THE FIFTY-CENT SEWING MACHINE

THE FIFTY-CENT SEWING MACHINE

From Chicken Soup for the Father & Daughter Soul

The Fifty-Cent Sewing Machine

Give what you have. To some it may be better than you dare think.

Henry Wadsworth Longfellow

Today, as I dust furniture in my living room, I pause at the beautiful antique sewing-machine cabinet sitting in the corner. It’s Victorian style and made of solid walnut. It has beautiful scroll work, and the grain is in diagonals and squares. The sewing machine quit working many years ago, and I now just use the cabinet for storage. The wood gleams in the sunlight. It is one of my most prized possessions. Every time I dust it or even look at it, it reminds me of my grandpa and my dad and the lesson I learned from them.

The first time I saw that sewing-machine cabinet, thirty-four years ago, I was a junior in high school. I was a home economics major and loved to sew. I was desperate for my very own sewing machine. My grandpa knew that, and he wanted to help me.

The local Singer Sewing Machine Center would sell their trade-ins for fifty cents to the first customer in the store on a certain day of the month. The machines were all guaranteed to work, and it was a real bargain. One day when I got home from school, Grandpa called, so proud. He’d gotten one of those fifty-cent sewing machines, and it was beautiful. I couldn’t wait to get it.

When Dad got home from work, Grandpa pulled into the driveway in his old green station wagon. Dad and I ran out to greet him. Grandpa recounted the story about how he had gone to the store a half-hour early and waited just so he could purchase the bargain of the day. He beamed, “It’s a Westinghouse. I know you’ll love it!”

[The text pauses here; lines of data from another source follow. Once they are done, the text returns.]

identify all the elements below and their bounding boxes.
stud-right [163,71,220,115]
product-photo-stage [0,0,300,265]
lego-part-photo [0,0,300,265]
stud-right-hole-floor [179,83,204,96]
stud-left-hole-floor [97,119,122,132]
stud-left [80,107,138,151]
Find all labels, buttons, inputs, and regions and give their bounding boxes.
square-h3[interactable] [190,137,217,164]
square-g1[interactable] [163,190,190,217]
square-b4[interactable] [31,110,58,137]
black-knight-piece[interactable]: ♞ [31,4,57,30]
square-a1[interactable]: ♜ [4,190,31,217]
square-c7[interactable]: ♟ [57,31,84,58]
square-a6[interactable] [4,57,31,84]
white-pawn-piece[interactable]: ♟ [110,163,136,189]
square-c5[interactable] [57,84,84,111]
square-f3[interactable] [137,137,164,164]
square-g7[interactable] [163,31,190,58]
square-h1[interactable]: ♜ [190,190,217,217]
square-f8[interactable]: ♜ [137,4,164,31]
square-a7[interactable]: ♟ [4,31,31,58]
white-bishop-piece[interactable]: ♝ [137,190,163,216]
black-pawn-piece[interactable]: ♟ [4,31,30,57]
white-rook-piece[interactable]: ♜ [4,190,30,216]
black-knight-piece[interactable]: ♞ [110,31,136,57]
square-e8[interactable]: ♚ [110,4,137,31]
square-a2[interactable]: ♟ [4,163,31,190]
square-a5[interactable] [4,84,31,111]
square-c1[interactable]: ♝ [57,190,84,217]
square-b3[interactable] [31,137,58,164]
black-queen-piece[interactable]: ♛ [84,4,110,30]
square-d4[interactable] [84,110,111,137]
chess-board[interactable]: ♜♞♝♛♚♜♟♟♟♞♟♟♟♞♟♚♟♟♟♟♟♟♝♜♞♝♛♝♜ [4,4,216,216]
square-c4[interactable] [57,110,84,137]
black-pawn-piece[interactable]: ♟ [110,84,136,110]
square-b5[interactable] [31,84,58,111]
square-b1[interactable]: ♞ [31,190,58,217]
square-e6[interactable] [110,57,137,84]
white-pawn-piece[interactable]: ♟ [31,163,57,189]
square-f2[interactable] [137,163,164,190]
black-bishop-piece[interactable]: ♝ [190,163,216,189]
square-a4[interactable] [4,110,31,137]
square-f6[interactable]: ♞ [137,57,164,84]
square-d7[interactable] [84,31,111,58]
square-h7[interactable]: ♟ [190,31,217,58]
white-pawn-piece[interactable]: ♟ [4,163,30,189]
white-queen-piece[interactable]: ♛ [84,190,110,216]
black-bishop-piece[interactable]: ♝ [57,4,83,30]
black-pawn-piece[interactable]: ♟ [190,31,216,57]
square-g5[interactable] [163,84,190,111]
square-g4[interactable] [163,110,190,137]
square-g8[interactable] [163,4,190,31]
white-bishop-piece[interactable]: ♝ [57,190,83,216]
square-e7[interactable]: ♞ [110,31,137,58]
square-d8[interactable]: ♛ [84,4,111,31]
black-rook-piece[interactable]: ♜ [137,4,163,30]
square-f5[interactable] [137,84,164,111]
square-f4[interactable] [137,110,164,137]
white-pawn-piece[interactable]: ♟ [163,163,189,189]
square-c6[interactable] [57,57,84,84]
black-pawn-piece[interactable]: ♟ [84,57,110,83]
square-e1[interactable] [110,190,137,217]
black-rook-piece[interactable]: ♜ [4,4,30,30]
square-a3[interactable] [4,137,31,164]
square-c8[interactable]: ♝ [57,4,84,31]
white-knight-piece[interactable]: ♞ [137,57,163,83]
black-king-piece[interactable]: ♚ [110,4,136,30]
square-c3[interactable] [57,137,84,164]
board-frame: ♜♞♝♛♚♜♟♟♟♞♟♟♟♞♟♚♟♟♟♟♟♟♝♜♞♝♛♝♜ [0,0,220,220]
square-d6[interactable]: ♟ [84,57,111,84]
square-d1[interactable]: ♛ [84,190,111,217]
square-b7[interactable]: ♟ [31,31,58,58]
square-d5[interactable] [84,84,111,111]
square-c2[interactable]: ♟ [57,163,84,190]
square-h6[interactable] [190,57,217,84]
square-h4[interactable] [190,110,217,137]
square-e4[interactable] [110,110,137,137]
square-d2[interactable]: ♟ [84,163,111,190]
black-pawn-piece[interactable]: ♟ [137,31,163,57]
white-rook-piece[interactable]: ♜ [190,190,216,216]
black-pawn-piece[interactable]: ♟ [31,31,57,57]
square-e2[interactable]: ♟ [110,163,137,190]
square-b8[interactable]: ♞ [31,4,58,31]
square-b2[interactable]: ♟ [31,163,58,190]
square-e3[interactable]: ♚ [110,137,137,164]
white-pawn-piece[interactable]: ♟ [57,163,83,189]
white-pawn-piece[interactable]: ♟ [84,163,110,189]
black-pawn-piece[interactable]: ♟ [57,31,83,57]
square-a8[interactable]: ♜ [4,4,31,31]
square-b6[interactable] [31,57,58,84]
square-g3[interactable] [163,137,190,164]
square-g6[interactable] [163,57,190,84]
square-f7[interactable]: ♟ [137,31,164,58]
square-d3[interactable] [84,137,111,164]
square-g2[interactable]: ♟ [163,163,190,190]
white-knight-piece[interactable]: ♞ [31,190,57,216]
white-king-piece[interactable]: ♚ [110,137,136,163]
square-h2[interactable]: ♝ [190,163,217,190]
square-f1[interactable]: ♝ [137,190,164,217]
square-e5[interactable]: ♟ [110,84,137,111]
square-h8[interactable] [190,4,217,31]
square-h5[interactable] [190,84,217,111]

Eagerly, I watched as Grandpa opened the back of his station wagon. My heart sank. The cabinet was filthy and scratched. The finish was cracked with huge water rings all over it. The sewing machine might work, but who would want to use it? There was no way I was going to put brand-new, beautiful fabric on that machine. My dad and grandpa kept going on and on about the beautiful cabinet and what a great bargain it was. I thought they were crazy. I politely thanked my grandpa, hiding my disappointment. Dad set the sewing machine in the garage, saying he would clean it up before putting it in my room.

I went on about my daily school life, still wishing I had a sewing machine besides the one in the garage. A couple of weeks later, my dad said he wanted to show me something. I followed him to the garage, and there sat the most beautiful sewing machine I had ever seen! The wood of the cabinet was a dark, rich walnut, smooth and shining. It looked brand-new, more beautiful than any in the magazines or catalogues.

I couldn’t believe Dad had cleaned and polished that old machine and sanded and refinished the cabinet. Dad and Grandpa weren’t crazy after all. They had seen beyond the filth and cracks and water rings. From the very beginning, they knew what that machine could look like; they knew what it could be.

I can still see the scene in my mind like it was yesterday—the day I learned that even when life looks bleak, we must look beyond the negative, see the potential in the positive.